City Hall eyes options for powering London’s tube network with 100% renewable energy by 2030

Transport for London (TfL) has launched a market test for tube networks to be supplied with renewable electricity directly from generators, as part of Mayor Sadiq Khan's commitment to deliver a zero-carbon rail network by 2030.


City Hall eyes options for powering London’s tube network with 100% renewable energy by 2030

TfL is London’s single largest consumer of electricity

TfL currently sources its electricity directly from the National Grid via the Crown Commercial Service.
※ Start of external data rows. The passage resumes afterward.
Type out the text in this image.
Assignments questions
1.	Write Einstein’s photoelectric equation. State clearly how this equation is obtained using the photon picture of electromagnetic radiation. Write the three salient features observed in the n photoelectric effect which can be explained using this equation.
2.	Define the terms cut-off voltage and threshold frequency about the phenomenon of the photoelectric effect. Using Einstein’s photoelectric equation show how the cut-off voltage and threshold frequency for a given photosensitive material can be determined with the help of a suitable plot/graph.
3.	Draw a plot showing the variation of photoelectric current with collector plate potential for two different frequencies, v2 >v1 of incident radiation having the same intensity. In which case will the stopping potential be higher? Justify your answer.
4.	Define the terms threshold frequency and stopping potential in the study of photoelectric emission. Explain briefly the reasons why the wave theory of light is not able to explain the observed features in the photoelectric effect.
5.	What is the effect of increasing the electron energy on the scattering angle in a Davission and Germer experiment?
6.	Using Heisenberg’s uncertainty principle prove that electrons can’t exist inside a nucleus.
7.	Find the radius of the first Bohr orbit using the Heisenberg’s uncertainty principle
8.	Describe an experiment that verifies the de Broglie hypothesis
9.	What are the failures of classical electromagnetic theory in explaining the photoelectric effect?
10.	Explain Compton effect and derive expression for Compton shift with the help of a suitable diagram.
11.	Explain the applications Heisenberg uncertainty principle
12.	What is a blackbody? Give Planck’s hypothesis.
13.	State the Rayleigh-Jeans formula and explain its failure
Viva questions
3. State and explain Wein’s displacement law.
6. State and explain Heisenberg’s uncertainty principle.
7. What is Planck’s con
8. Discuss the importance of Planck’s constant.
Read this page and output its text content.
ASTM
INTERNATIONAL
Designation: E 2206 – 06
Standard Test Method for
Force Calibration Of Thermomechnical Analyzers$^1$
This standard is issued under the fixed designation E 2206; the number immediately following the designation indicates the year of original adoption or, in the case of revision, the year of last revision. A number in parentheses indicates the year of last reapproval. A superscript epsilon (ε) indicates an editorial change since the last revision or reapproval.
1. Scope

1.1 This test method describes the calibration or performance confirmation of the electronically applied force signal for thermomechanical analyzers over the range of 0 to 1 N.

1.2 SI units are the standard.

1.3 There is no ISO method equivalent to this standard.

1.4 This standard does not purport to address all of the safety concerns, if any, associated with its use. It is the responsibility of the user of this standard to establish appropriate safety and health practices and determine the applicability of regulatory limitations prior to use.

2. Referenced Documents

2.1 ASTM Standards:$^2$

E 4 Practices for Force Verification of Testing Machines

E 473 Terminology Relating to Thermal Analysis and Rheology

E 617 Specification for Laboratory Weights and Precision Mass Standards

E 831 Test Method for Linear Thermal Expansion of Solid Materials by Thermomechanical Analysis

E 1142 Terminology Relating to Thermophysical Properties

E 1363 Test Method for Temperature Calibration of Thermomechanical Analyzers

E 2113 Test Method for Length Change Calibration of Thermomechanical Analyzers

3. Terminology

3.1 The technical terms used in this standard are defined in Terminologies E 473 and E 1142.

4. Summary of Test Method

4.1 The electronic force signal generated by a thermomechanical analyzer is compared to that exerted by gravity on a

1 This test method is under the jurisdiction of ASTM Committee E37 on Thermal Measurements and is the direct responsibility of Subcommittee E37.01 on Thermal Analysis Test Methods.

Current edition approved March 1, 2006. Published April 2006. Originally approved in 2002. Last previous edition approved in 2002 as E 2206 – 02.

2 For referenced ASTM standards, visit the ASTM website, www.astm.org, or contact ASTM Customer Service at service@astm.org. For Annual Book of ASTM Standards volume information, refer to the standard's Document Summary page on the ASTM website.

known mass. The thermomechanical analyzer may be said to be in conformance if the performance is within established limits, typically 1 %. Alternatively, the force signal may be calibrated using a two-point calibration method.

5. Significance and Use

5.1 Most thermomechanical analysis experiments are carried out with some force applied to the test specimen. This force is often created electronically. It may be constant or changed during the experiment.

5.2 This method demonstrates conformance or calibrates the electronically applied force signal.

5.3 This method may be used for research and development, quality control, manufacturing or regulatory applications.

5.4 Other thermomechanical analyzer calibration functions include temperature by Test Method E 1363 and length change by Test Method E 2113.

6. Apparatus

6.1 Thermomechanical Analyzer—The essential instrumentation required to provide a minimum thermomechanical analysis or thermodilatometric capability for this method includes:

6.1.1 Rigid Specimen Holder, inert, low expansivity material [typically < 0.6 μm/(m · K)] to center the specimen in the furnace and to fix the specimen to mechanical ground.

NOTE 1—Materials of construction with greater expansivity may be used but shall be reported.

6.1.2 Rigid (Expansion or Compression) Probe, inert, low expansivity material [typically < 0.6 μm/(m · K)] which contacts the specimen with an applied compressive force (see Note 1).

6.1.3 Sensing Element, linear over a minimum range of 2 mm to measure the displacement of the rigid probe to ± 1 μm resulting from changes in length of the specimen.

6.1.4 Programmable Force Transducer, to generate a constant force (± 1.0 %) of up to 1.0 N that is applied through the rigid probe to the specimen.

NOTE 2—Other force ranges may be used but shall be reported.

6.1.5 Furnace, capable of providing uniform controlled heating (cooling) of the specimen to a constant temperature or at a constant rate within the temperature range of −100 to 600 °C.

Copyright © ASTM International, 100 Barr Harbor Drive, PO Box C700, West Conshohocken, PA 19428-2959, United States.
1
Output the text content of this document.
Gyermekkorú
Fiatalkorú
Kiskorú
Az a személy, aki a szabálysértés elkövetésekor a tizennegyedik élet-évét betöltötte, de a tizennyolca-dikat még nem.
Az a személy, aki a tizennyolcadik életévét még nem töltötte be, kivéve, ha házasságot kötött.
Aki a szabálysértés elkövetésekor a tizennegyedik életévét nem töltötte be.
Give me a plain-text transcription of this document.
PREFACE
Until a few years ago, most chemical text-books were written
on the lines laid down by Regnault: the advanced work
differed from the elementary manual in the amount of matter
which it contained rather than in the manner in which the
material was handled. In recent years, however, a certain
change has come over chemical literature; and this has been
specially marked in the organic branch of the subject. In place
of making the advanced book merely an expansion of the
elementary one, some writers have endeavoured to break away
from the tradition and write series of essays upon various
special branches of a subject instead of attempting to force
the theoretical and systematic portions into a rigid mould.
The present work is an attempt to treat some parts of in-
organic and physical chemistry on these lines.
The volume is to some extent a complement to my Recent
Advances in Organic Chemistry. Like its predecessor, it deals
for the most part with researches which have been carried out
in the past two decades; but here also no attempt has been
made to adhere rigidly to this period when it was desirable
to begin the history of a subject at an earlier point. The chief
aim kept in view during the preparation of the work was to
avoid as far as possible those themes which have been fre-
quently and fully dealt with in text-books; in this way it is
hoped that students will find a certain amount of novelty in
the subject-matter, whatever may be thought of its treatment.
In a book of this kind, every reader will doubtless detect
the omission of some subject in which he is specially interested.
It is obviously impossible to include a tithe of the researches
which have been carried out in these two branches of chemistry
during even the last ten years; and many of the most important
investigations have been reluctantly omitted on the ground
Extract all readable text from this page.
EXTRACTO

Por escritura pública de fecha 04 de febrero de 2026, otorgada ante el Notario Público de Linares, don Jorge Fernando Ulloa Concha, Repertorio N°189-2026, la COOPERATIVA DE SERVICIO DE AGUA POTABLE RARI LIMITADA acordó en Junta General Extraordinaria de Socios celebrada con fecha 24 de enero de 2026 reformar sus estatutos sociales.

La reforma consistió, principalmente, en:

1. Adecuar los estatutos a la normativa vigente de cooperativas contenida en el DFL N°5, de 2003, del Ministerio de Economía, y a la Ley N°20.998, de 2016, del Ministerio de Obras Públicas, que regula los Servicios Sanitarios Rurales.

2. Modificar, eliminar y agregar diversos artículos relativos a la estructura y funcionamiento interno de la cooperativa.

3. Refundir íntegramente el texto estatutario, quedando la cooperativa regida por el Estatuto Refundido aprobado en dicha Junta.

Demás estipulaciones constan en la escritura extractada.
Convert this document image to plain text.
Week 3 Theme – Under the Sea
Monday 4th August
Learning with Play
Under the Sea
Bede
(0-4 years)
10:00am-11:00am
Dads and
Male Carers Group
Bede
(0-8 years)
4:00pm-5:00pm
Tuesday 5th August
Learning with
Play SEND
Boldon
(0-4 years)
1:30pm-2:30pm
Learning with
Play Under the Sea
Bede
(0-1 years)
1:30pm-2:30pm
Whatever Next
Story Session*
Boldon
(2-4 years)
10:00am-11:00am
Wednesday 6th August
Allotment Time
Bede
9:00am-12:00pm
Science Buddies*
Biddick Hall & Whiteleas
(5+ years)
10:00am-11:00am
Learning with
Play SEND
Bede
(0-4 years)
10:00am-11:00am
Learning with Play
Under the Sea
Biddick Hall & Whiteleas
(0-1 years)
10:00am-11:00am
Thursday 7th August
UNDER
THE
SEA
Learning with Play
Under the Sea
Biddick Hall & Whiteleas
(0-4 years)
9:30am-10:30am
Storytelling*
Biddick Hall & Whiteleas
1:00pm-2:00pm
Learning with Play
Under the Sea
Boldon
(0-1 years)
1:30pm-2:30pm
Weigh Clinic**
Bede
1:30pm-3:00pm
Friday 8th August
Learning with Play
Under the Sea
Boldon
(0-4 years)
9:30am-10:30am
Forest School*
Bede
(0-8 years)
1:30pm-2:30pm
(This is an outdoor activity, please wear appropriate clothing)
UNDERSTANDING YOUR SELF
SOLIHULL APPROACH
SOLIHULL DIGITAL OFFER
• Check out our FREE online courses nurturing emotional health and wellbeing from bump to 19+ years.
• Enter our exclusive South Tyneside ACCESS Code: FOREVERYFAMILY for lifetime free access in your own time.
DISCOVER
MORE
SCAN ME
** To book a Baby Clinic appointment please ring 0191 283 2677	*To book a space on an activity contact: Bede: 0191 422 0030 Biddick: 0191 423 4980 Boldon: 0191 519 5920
The market test will see the body, which is London’s single largest consumer of electricity, develop plans to purchase renewable electricity through external Power Purchase Agreements (PPAs) with wind and solar generators.

Additionally, City Hall has publicly disclosed the energy demands of TfL for the first time, in a bid to help renewable electricity generators and other stakeholders plot a feasible path to 100% renewables.

It revealed that TfL currently consumes 1.6 TWh of electricity annually, as all trains on its network are electrically powered and it operates more than 3,800 hybrid and electric buses. This is equivalent to the electricity consumed by 437,000 average greater London homes.

TfL and the wider Greater London Authority (GLA) will strive to purchase up to 10% of the tube network’s energy demand from renewable PPAs by spring 2022.

City Hall said it had not set a more ambitious target yet due to the “current financial challenges facing TfL”. Central government has had to pour £1.6bn into TfL to bail it out after the Covid-19 pandemic led to a dramatic decrease in passenger numbers. Some 7,000 of the organisation’s staff have been on furlough since March.

Covid-19 has had a devastating impact but as we recover, we want to make sure that we build a better, greener and more equal city,” Sadiq Khan said.

“This work to secure cost-effective and renewable energy for the rail network, with ambitions to include the wider GLA group and beyond, will play a key role in London’s green recovery and accelerating action on the climate emergency.”

The new announcement has been welcomed by organisations including the Renewable Energy Association (REA) and Greenpeace. It comes after the GLA embarked on a new project to use wasted heat from the Northern Line to hear Islington properties in winter.

TfL’s 2030 zero-carbon rail ambition forms part of the wider London Plan. With a headline goal of the capital becoming carbon-neutral by 2050, the Plan’s London Environment Strategy (LES) sets out ambitious targets of increasing London’s current solar PV capacity by 20 times by 2050, reducing CO2 emissions by 40% by 2020 against a 1990 baseline, and introducing zero-emission zones in some town centres by the end of 2020, five years ahead of the previous target, to assist businesses with the uptake of electric vehicles.